Among his writings he looks philosophically at nature in a manner that I agree with: “Houses, to such a one, in summer are little better than cages; fences and walls are his abomination; plowed fields are only so many patches of torn and tormented earth. The sleek comeliness of pasture it too prim and artificial, domestic cattle have a meek and ignoble bearing, fields of grain are monotonous to his eyes, which turn for relief to abandoned old-field, overgrown with thicket, that still harbors some the shy children of the wild. It is not the clearing but the unfenced wilderness that is the camper’s real home. He is brother to that good old friend of mine who in gentle satire of our formal gardens and close- cropped lawns, was wont to say, ‘I love the unimproved works of God.’”[3]

This hike was a pensive retracing of Kephart. I started at the trailhead of Kephart Prong Trail, hiked two miles to Kephart Shelter, hiked Sweat Heifer Creek Trail to the Appalachian Trail (AT), summated Mt. Kephart (6,217 ft.), then headed to Charlie’s Bunion, Dry Sluice Gap Trail, Grassy Branch Trail back to Kephart Prong Trail. It was 15.4 miles of pure delight.

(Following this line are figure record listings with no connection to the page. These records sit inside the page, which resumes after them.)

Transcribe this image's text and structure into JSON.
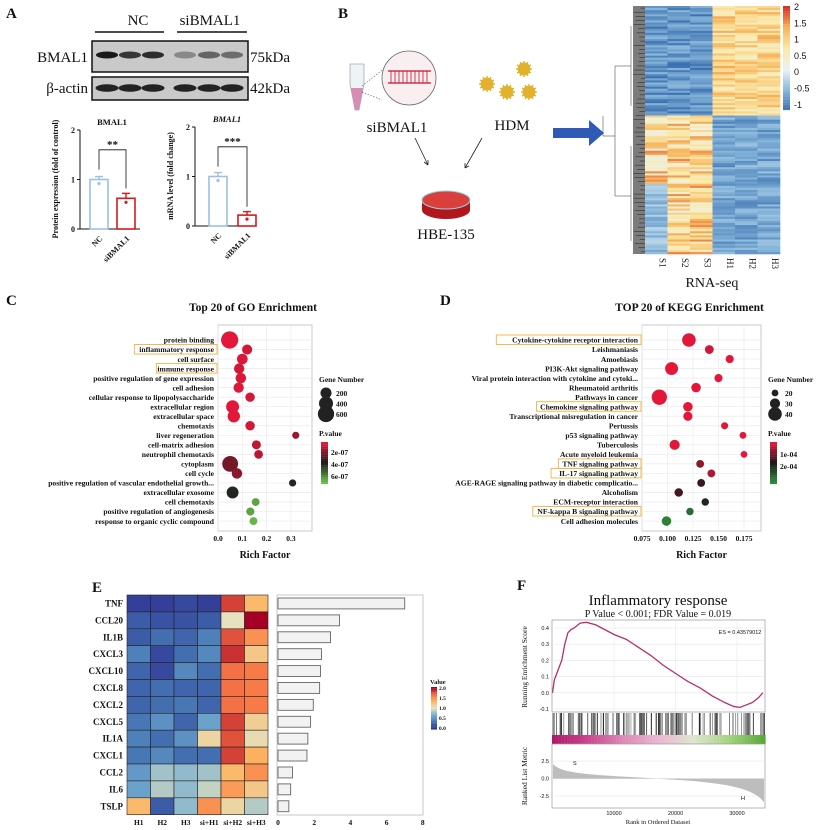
{
  "panels": {
    "a": "A",
    "b": "B",
    "c": "C",
    "d": "D",
    "e": "E",
    "f": "F"
  },
  "blot": {
    "groups": [
      "NC",
      "siBMAL1"
    ],
    "rows": [
      {
        "label": "BMAL1",
        "size": "75kDa"
      },
      {
        "label": "β-actin",
        "size": "42kDa"
      }
    ]
  },
  "schematic": {
    "sirna_label": "siBMAL1",
    "hdm_label": "HDM",
    "cell_label": "HBE-135",
    "arrow_color": "#2f5bb7"
  },
  "chart_data": [
    {
      "id": "protein",
      "type": "bar",
      "title": "BMAL1",
      "ylabel": "Protein expression (fold of control)",
      "categories": [
        "NC",
        "siBMAL1"
      ],
      "values": [
        1.0,
        0.62
      ],
      "errors": [
        0.06,
        0.1
      ],
      "ylim": [
        0,
        2
      ],
      "yticks": [
        "0",
        "1",
        "2"
      ],
      "significance": "**",
      "colors": [
        "#9dbfe3",
        "#d7191c"
      ]
    },
    {
      "id": "mrna",
      "type": "bar",
      "title": "BMAL1",
      "ylabel": "mRNA level (fold change)",
      "categories": [
        "NC",
        "siBMAL1"
      ],
      "values": [
        1.0,
        0.22
      ],
      "errors": [
        0.08,
        0.07
      ],
      "ylim": [
        0,
        2
      ],
      "yticks": [
        "0",
        "1",
        "2"
      ],
      "significance": "***",
      "colors": [
        "#9dbfe3",
        "#d7191c"
      ]
    },
    {
      "id": "rnaseq",
      "type": "heatmap",
      "xlabel": "RNA-seq",
      "columns": [
        "S1",
        "S2",
        "S3",
        "H1",
        "H2",
        "H3"
      ],
      "colorbar_ticks": [
        "2",
        "1.5",
        "1",
        "0.5",
        "0",
        "-0.5",
        "-1"
      ]
    },
    {
      "id": "go",
      "type": "scatter",
      "title": "Top 20 of GO Enrichment",
      "xlabel": "Rich Factor",
      "xlim": [
        -0.01,
        0.38
      ],
      "xticks": [
        "0.0",
        "0.1",
        "0.2",
        "0.3"
      ],
      "grid": true,
      "highlighted": [
        "inflammatory response",
        "immune response"
      ],
      "terms": [
        "protein binding",
        "inflammatory response",
        "cell surface",
        "immune response",
        "positive regulation of gene expression",
        "cell adhesion",
        "cellular response to lipopolysaccharide",
        "extracellular region",
        "extracellular space",
        "chemotaxis",
        "liver regeneration",
        "cell-matrix adhesion",
        "neutrophil chemotaxis",
        "cytoplasm",
        "cell cycle",
        "positive regulation of vascular endothelial growth...",
        "extracellular exosome",
        "cell chemotaxis",
        "positive regulation of angiogenesis",
        "response to organic cyclic compound"
      ],
      "rich_factor": [
        0.048,
        0.12,
        0.1,
        0.087,
        0.094,
        0.085,
        0.132,
        0.06,
        0.065,
        0.132,
        0.32,
        0.158,
        0.167,
        0.05,
        0.078,
        0.307,
        0.06,
        0.155,
        0.133,
        0.146
      ],
      "gene_number": [
        700,
        150,
        180,
        160,
        170,
        160,
        120,
        320,
        280,
        120,
        40,
        100,
        90,
        560,
        170,
        40,
        250,
        60,
        70,
        60
      ],
      "p_value": [
        1e-07,
        1.2e-07,
        1.1e-07,
        1.2e-07,
        1.1e-07,
        1.1e-07,
        1.2e-07,
        1e-07,
        1e-07,
        1.2e-07,
        2e-07,
        1.5e-07,
        1.6e-07,
        2.5e-07,
        2.2e-07,
        4e-07,
        4e-07,
        6e-07,
        6e-07,
        6.3e-07
      ],
      "legend": {
        "size_title": "Gene Number",
        "sizes": [
          200,
          400,
          600
        ],
        "color_title": "P.value",
        "color_ticks": [
          "2e-07",
          "4e-07",
          "6e-07"
        ],
        "color_low": "#e3173a",
        "color_mid": "#1a1a1a",
        "color_high": "#6cc24a",
        "placement": "right"
      }
    },
    {
      "id": "kegg",
      "type": "scatter",
      "title": "TOP 20 of KEGG Enrichment",
      "xlabel": "Rich Factor",
      "xlim": [
        0.074,
        0.186
      ],
      "xticks": [
        "0.075",
        "0.100",
        "0.125",
        "0.150",
        "0.175"
      ],
      "grid": true,
      "highlighted": [
        "Cytokine-cytokine receptor interaction",
        "Chemokine signaling pathway",
        "TNF signaling pathway",
        "IL-17 signaling pathway",
        "NF-kappa B signaling pathway"
      ],
      "terms": [
        "Cytokine-cytokine receptor interaction",
        "Leishmaniasis",
        "Amoebiasis",
        "PI3K-Akt signaling pathway",
        "Viral protein interaction with cytokine and cytoki...",
        "Rheumatoid arthritis",
        "Pathways in cancer",
        "Chemokine signaling pathway",
        "Transcriptional misregulation in cancer",
        "Pertussis",
        "p53 signaling pathway",
        "Tuberculosis",
        "Acute myeloid leukemia",
        "TNF signaling pathway",
        "IL-17 signaling pathway",
        "AGE-RAGE signaling pathway in diabetic complicatio...",
        "Alcoholism",
        "ECM-receptor interaction",
        "NF-kappa B signaling pathway",
        "Cell adhesion molecules"
      ],
      "rich_factor": [
        0.121,
        0.141,
        0.161,
        0.104,
        0.15,
        0.128,
        0.092,
        0.12,
        0.12,
        0.156,
        0.174,
        0.107,
        0.175,
        0.132,
        0.143,
        0.133,
        0.111,
        0.137,
        0.122,
        0.099
      ],
      "gene_number": [
        40,
        26,
        24,
        38,
        24,
        28,
        45,
        28,
        27,
        21,
        20,
        30,
        20,
        23,
        23,
        23,
        25,
        22,
        22,
        28
      ],
      "p_value": [
        3e-05,
        4e-05,
        3e-05,
        3e-05,
        3e-05,
        3e-05,
        3e-05,
        3e-05,
        3e-05,
        3e-05,
        3e-05,
        3e-05,
        3e-05,
        8e-05,
        6e-05,
        0.00013,
        0.00012,
        0.00016,
        0.00023,
        0.00025
      ],
      "legend": {
        "size_title": "Gene Number",
        "sizes": [
          20,
          30,
          40
        ],
        "color_title": "P.value",
        "color_ticks": [
          "1e-04",
          "2e-04"
        ],
        "color_low": "#e3173a",
        "color_mid": "#1a1a1a",
        "color_high": "#2e8b3a",
        "placement": "right"
      }
    },
    {
      "id": "cytokine-heatmap",
      "type": "heatmap",
      "rows": [
        "TNF",
        "CCL20",
        "IL1B",
        "CXCL3",
        "CXCL10",
        "CXCL8",
        "CXCL2",
        "CXCL5",
        "IL1A",
        "CXCL1",
        "CCL2",
        "IL6",
        "TSLP"
      ],
      "columns": [
        "H1",
        "H2",
        "H3",
        "si+H1",
        "si+H2",
        "si+H3"
      ],
      "values": [
        [
          0.05,
          0.05,
          0.1,
          0.05,
          1.8,
          1.3
        ],
        [
          0.2,
          0.15,
          0.15,
          0.2,
          1.0,
          2.0
        ],
        [
          0.2,
          0.3,
          0.25,
          0.4,
          1.75,
          1.5
        ],
        [
          0.4,
          0.1,
          0.3,
          0.45,
          1.85,
          1.2
        ],
        [
          0.25,
          0.1,
          0.45,
          0.3,
          1.65,
          1.6
        ],
        [
          0.25,
          0.3,
          0.25,
          0.25,
          1.65,
          1.6
        ],
        [
          0.25,
          0.3,
          0.35,
          0.25,
          1.65,
          1.6
        ],
        [
          0.35,
          0.5,
          0.25,
          0.6,
          1.8,
          1.15
        ],
        [
          0.4,
          0.3,
          0.5,
          1.1,
          1.75,
          1.05
        ],
        [
          0.35,
          0.45,
          0.3,
          0.3,
          1.8,
          1.35
        ],
        [
          0.55,
          0.8,
          0.75,
          0.8,
          1.3,
          1.5
        ],
        [
          0.6,
          0.85,
          0.75,
          0.9,
          1.45,
          1.2
        ],
        [
          1.3,
          0.2,
          0.75,
          1.5,
          1.1,
          0.85
        ]
      ],
      "vlim": [
        0,
        2
      ],
      "legend": {
        "title": "Value",
        "ticks": [
          "2.0",
          "1.5",
          "1.0",
          "0.5",
          "0.0"
        ]
      }
    },
    {
      "id": "cytokine-bars",
      "type": "bar",
      "orientation": "horizontal",
      "categories": [
        "TNF",
        "CCL20",
        "IL1B",
        "CXCL3",
        "CXCL10",
        "CXCL8",
        "CXCL2",
        "CXCL5",
        "IL1A",
        "CXCL1",
        "CCL2",
        "IL6",
        "TSLP"
      ],
      "values": [
        7.0,
        3.4,
        2.9,
        2.4,
        2.35,
        2.3,
        1.95,
        1.8,
        1.65,
        1.6,
        0.8,
        0.7,
        0.6
      ],
      "xlim": [
        0,
        8
      ],
      "xticks": [
        "0",
        "2",
        "4",
        "6",
        "8"
      ]
    },
    {
      "id": "gsea",
      "type": "line",
      "title": "Inflammatory response",
      "subtitle": "P Value < 0.001; FDR Value = 0.019",
      "ylabel": "Running Enrichment Score",
      "ylabel2": "Ranked List Metric",
      "xlabel": "Rank in Ordered Dataset",
      "annotation": "ES = 0.43579012",
      "x": [
        0,
        300,
        800,
        1500,
        2000,
        2500,
        3000,
        3500,
        4500,
        5500,
        7000,
        8500,
        10000,
        12000,
        14000,
        16000,
        18000,
        20000,
        22000,
        24000,
        26000,
        28000,
        29500,
        30500,
        31500,
        32500,
        33500,
        34200
      ],
      "y": [
        0,
        0.08,
        0.13,
        0.2,
        0.3,
        0.37,
        0.39,
        0.4,
        0.43,
        0.435,
        0.42,
        0.39,
        0.36,
        0.33,
        0.28,
        0.23,
        0.17,
        0.12,
        0.07,
        0.03,
        -0.02,
        -0.06,
        -0.085,
        -0.09,
        -0.075,
        -0.06,
        -0.03,
        0.0
      ],
      "ylim": [
        -0.12,
        0.46
      ],
      "yticks": [
        "0.4",
        "0.3",
        "0.2",
        "0.1",
        "0.0",
        "-0.1"
      ],
      "xticks": [
        "10000",
        "20000",
        "30000"
      ],
      "metric_ticks": [
        "2.5",
        "0.0",
        "-2.5"
      ],
      "metric_labels": {
        "top": "S",
        "bottom": "H"
      },
      "line_color": "#b5306d"
    }
  ]
}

The Kephart Prong Trail traces beside the namesake creek for two miles amid one of the prettiest portions of woods in the area. The grade is fairly gentle until the Kephart Shelter. The shelter is one of two in the Smoky’s not located on the AT. I rested for a moment before heading up Sweat Heifer Creek Trail. This is a beast of a trail, with a 16% grade and amazing views. A quarter of the way up you cross the Sweet Heifer Cascades sluicing down the mountain.

On the AT, I immediately saw throngs of people streaming out from Newfound Gap. Most were heading to the Jumpoff or to Charlie’s Bunion, two great destinations for families seeking awesome views of Tennessee. The trail heads down for 1 mile to Boulevard Trail. Then it is a .5-mile hike to the summit of Mt. Kephart. A short distance further is The Jumpoff.

I retraced my route to the AT and headed 1.3 miles to Charlie’s Bunion, a remarkable rock cliff with amazing vistas. I then headed to Dry Sluice Gap Trail and Grassy Branch Trail.

I’ve hiked a lot of trails this year, in a lot of different areas, so I say this with no trepidation: Grassy Branch is the most amazing trail I have hiked. It might have been the fact that I was tired, or was heading downhill, but this was marvelous terrain. The grade is steep, but every turn is rewarded with creeks tumbling down the mountain, grassy knolls on the sides of hills, beautiful moss on rocks, views of the sun bathing the mountaintops. Assuredly, this trail is special. I saw no other person, I only saw the forest at its finest. And rest assured I understood a fraction of what Kephart understood: No further proof of the awesome unimproved work of God is evident than wilderness.

Total mileage is 15.4 miles.

[1] “Horace Kephart: Biography”. Horace Kephart: Revealing an Enigma. Hunter Library Special Collections, Western Carolina University.

[2] Id.

[3] Kephart, Horace (1988). Camping and Woodcraft: A Handbook for Vacation Campers and for Travelers in the Wilderness. Univ of Tennessee Pr.